Sunday 10 February 2013

Choppin' & Changin'

This is about my latest attempt at a long-running project to produce some decent 1812-vintage British dragoons for my Peninsular War armies. I have a couple of units in the post-1812 uniform, with the French-style Doric helmet, (one of S-range Minifigs and one of PMD) but they are not really correct for the Peninsula. Well, that's not quite true, but they require more justification than I would wish, and I would really like some chaps in big boots and bicornes and laced jackets.

Like this

I managed to get some Hinton Hunt figures, but after a lot of glaring and head-scratching I decided they were really a bit small to make convincing heavy cavalry in the context of my armies. Next good idea was to obtain some Minifigs BNC9s - the S-Range heavy dragoon with bicorne. Very good - all you would think I would need then would be a source of BNC19s and BNC29s, the corresponding trumpeter and officer, and everything would be fine.

Alas, no. After an appropriate amount of swotting up in Carl Franklin and C C P Lawson and elsewhere, I realise there is a problem. The S-Range figure has a long-tailed coat, not to mention a pigtail. According to my books, the long-tailed coat for dragoons and dragoon guards was discontinued in 1796, and these units wore a short-tailed jacket with lace bars and with turnbacks in the regimental facing colour, along with the bicorne. The S-Range figure would be fine for the Life Guards or the Blues in 1812, but not for dragoons or dragoon guards. Bother.

I have a couple of units of 1812 KGL heavy dragoons by Falcata, and these are correct apart from the fact that they have the distinctive KGL bicorne, worn fore-&-aft with brass chinscales, which does not seem to have been worn by any other British units. I have a fair number of spare Falcata men left over, so my latest idea is to behead some of the KGL boys and give them Minifigs heads, and that has become this week's reason for getting my fingers covered in cuts and superglue.


Thus far I've done a trooper and a trumpeter - I have a few ideas for an officer, including using a KGL one unaltered, or a KGL one fitted with a new head, wearing a stovepipe shako with the peak filed flat, in imitation of the watering cap used at this time - I have a couple of potential donors of such a head among my box of broken NapoleoN figures (and the very frail muskets on the NapoleoN Peninsular Brits ensured that I have quite a few broken spares).

I'll put a smidgin of Milliput around the joins, to avoid the wasp-like neck which grafts usually give me, and it should be OK. This is probably the best conversion prototype for dragoons of this period I've produced to date.
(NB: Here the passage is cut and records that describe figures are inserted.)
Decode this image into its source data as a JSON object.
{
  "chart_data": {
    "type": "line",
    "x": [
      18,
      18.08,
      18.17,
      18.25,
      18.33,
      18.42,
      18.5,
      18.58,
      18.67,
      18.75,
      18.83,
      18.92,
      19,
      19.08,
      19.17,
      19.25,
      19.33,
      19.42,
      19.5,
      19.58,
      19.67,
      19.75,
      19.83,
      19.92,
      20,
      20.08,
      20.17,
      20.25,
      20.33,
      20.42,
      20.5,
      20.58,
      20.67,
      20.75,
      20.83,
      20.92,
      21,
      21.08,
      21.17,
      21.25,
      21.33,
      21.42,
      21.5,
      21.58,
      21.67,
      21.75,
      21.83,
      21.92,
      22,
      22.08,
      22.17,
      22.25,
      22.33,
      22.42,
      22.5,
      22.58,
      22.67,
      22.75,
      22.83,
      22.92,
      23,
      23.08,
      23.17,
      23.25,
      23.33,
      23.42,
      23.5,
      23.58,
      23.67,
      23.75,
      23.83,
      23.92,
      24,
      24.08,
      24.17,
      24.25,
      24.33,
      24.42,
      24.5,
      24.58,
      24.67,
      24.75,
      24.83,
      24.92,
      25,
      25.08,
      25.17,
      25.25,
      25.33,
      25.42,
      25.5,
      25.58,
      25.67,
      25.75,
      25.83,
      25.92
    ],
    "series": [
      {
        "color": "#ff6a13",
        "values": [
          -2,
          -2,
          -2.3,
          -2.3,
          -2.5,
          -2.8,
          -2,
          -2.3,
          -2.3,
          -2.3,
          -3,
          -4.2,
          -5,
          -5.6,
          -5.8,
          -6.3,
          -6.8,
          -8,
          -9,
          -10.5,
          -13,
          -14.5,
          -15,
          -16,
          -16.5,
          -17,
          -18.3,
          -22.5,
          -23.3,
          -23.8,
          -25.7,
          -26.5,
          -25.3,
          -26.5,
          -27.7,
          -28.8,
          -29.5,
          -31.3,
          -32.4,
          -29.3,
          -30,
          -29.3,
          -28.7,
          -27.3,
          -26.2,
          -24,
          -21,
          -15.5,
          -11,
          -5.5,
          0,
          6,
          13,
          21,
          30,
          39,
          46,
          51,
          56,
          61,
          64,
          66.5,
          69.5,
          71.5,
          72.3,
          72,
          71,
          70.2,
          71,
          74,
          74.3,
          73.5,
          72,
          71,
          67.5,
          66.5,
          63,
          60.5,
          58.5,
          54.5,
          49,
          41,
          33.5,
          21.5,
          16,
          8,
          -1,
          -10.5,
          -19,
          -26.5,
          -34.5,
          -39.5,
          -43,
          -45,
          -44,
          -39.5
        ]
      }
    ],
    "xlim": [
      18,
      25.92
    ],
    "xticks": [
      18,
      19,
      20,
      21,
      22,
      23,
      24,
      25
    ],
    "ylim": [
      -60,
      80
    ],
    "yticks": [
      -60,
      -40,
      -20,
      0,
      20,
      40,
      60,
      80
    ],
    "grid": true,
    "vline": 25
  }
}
No - you're not getting to see the earlier ones. There is an excellent old Scots word comes to mind - haunless (literally handless) - meaning inept, clumsy, incompetent.


Afterthought:

This sort of thing doesn't help. This plate for British heavy cavalry in the excellent Histofig online resource perpetuates the error - the two figures on the left, with the long-tailed coat, should have white turnbacks, and this long coat was not issued after 1796. There is a missing uniform - from 1796 to 1812 dragoons wore a short jacket (like the illustration at the top of this post) with turnbacks in the regimental facing colour. Figs 1a & 1b here are an incorrect hybrid. How can mere wargamers be expected to get this right when the gospels are wrong?

1 comment:

  1. It's a pet peeve of mine that no one produces Peninsular War British cavalry! Your conversions look like they'll do fine until HaT get their a-into-g and produce their long promised sets.